Presenting the Patient Engagement Quality Guidance at the Parkinson’s UK conference was timely for several reasons. Firstly, Parkinson’s UK were one of the early members of PFMD and have been involved in co-creating the Quality Guidance so it was a great opportunity to share the outputs and feedback. Secondly, Parkinson’s UK launched new Patient and Public Involvement (PPI) Guidance for researchers at the conference which complements the Patient Engagement Quality Guidance. There was also a workshop at the conference aiming to raise the visibility of patient engagement so that it is not an optional add-on but an intrinsic and accepted part of research methodology and presented as such. Patients need to be part of the steering group, informing the research targets, the outcomes measures, the design of the process, not just providing data as participants in the research.

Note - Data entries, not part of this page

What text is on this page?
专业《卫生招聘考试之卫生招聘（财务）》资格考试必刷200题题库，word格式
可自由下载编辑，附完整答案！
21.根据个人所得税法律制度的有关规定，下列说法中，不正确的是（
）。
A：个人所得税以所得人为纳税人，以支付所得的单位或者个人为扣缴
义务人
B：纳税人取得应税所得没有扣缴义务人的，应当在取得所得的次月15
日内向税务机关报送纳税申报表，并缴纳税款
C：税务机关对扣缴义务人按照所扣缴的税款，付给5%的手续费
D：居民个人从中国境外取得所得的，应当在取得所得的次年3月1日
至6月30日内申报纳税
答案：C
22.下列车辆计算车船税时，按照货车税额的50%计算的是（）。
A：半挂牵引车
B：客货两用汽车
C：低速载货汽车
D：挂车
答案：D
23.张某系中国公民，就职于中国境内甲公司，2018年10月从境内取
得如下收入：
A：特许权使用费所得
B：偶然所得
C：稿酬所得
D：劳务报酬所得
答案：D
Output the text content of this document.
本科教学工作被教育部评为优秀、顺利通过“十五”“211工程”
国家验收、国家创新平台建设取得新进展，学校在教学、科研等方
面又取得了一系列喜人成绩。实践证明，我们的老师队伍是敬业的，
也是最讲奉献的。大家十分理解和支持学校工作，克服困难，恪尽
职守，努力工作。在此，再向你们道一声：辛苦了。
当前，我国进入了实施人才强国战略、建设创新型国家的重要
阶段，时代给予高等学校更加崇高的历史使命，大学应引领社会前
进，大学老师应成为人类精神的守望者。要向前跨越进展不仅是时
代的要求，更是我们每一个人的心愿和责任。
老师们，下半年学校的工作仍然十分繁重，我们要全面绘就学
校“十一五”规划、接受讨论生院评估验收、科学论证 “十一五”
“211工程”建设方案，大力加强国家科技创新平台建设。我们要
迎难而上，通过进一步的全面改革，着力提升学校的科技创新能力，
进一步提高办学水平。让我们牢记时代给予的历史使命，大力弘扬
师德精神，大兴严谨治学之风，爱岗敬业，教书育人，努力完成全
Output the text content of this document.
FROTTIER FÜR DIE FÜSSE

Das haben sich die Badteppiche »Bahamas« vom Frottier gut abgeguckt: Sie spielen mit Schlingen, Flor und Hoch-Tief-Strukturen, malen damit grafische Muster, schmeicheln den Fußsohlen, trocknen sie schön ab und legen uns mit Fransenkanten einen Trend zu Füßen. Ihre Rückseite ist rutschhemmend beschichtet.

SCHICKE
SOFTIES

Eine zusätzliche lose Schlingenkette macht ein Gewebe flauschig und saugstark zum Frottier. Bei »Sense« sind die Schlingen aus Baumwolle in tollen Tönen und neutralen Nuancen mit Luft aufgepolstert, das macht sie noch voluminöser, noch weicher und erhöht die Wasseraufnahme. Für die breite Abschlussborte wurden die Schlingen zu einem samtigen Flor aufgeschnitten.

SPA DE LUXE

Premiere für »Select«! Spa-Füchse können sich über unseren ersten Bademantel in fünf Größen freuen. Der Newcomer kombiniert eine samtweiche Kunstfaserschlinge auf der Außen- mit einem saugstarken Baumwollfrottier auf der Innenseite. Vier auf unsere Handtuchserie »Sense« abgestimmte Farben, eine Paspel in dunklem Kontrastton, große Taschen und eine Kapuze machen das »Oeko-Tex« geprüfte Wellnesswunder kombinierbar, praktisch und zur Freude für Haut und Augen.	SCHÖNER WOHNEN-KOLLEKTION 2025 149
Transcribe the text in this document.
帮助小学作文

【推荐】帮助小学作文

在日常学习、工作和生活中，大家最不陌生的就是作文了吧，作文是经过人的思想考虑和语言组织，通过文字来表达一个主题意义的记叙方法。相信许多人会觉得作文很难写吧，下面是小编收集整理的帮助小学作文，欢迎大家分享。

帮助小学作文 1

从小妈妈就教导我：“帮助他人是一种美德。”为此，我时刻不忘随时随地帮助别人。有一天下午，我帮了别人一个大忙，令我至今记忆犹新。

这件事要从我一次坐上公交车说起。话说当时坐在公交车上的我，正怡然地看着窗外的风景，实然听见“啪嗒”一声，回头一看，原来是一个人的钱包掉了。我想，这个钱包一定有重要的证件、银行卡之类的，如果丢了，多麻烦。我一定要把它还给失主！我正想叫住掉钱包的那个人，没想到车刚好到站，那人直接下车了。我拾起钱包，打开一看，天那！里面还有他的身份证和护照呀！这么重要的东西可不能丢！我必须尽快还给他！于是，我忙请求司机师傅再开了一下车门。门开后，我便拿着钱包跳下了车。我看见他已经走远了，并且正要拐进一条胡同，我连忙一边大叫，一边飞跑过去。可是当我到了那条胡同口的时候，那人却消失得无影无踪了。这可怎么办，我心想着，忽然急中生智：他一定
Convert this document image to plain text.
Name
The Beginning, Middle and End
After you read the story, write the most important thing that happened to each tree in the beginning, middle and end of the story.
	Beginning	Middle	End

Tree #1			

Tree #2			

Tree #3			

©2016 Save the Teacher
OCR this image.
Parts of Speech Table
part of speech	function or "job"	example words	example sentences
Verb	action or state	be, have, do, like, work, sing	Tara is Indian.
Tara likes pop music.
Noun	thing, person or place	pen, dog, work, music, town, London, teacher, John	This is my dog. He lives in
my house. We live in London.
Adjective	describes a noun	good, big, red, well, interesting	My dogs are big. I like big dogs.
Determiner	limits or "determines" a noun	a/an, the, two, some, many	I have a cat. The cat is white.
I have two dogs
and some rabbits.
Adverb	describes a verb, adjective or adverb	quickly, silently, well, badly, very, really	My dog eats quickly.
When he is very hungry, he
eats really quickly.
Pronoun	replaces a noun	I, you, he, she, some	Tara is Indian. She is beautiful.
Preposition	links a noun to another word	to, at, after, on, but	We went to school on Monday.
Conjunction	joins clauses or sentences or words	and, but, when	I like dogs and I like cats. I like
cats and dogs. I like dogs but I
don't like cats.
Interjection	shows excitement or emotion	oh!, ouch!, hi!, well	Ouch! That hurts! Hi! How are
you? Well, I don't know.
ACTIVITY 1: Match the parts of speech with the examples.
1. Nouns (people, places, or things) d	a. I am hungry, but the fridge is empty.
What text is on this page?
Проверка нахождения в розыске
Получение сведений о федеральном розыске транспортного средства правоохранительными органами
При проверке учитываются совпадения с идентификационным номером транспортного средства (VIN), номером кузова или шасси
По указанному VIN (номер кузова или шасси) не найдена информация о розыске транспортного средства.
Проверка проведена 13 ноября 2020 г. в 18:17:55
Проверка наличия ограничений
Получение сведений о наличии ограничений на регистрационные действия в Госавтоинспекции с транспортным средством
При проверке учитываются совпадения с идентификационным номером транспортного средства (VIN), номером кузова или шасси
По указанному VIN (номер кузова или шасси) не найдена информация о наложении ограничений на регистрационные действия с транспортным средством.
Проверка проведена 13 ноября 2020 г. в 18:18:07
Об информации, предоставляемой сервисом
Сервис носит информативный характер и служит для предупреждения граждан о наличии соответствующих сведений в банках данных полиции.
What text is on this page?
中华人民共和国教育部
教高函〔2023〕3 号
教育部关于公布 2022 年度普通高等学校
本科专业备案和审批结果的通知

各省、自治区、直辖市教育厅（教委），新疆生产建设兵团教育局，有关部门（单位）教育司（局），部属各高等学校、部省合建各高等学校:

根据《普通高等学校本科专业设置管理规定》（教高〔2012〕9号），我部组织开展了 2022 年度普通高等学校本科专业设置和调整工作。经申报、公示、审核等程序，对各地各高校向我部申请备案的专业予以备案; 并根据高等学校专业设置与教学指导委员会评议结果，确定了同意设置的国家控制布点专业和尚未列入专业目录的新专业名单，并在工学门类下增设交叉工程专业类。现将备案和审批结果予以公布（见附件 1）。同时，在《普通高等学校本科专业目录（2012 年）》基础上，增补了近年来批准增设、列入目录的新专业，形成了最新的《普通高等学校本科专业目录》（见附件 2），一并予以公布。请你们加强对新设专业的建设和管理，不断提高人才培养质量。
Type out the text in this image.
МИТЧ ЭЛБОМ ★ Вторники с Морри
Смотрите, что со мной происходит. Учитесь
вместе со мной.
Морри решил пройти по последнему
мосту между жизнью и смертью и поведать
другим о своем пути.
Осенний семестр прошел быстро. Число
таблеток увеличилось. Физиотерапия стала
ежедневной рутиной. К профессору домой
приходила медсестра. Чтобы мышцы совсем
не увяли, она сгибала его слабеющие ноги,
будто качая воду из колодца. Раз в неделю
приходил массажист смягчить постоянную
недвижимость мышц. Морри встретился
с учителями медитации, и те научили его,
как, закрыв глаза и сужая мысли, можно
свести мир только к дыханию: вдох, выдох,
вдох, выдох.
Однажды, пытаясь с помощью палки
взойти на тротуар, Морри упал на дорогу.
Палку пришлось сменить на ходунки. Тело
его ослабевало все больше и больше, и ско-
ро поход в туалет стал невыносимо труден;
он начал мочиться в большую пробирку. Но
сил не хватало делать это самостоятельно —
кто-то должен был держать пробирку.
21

We live in an exciting era for research with innovative therapies emerging. However, these therapies will only be valuable for patients if they address the issues that matter most to them – the issues they are struggling with. In many cases, cutting-edge science solutions are not the answer – managing more practical aspects (such as urinary incontinence, depression and anxiety), that have a massive impact on quality of life may be the patient’s priority. Only by ensuring meaningful patient engagement can we identify and focus on patient priorities.
Our hope is that sharing the Patient Engagement Quality Guidance will encourage its uptake and implementation to build the evidence-base for what ‘good’ patient engagement looks like. As a result of the presentation, I was invited to attend a National Institute for Health Research (NIHR) event which provides a new opportunity for further dissemination and to connect more patient engagement networks.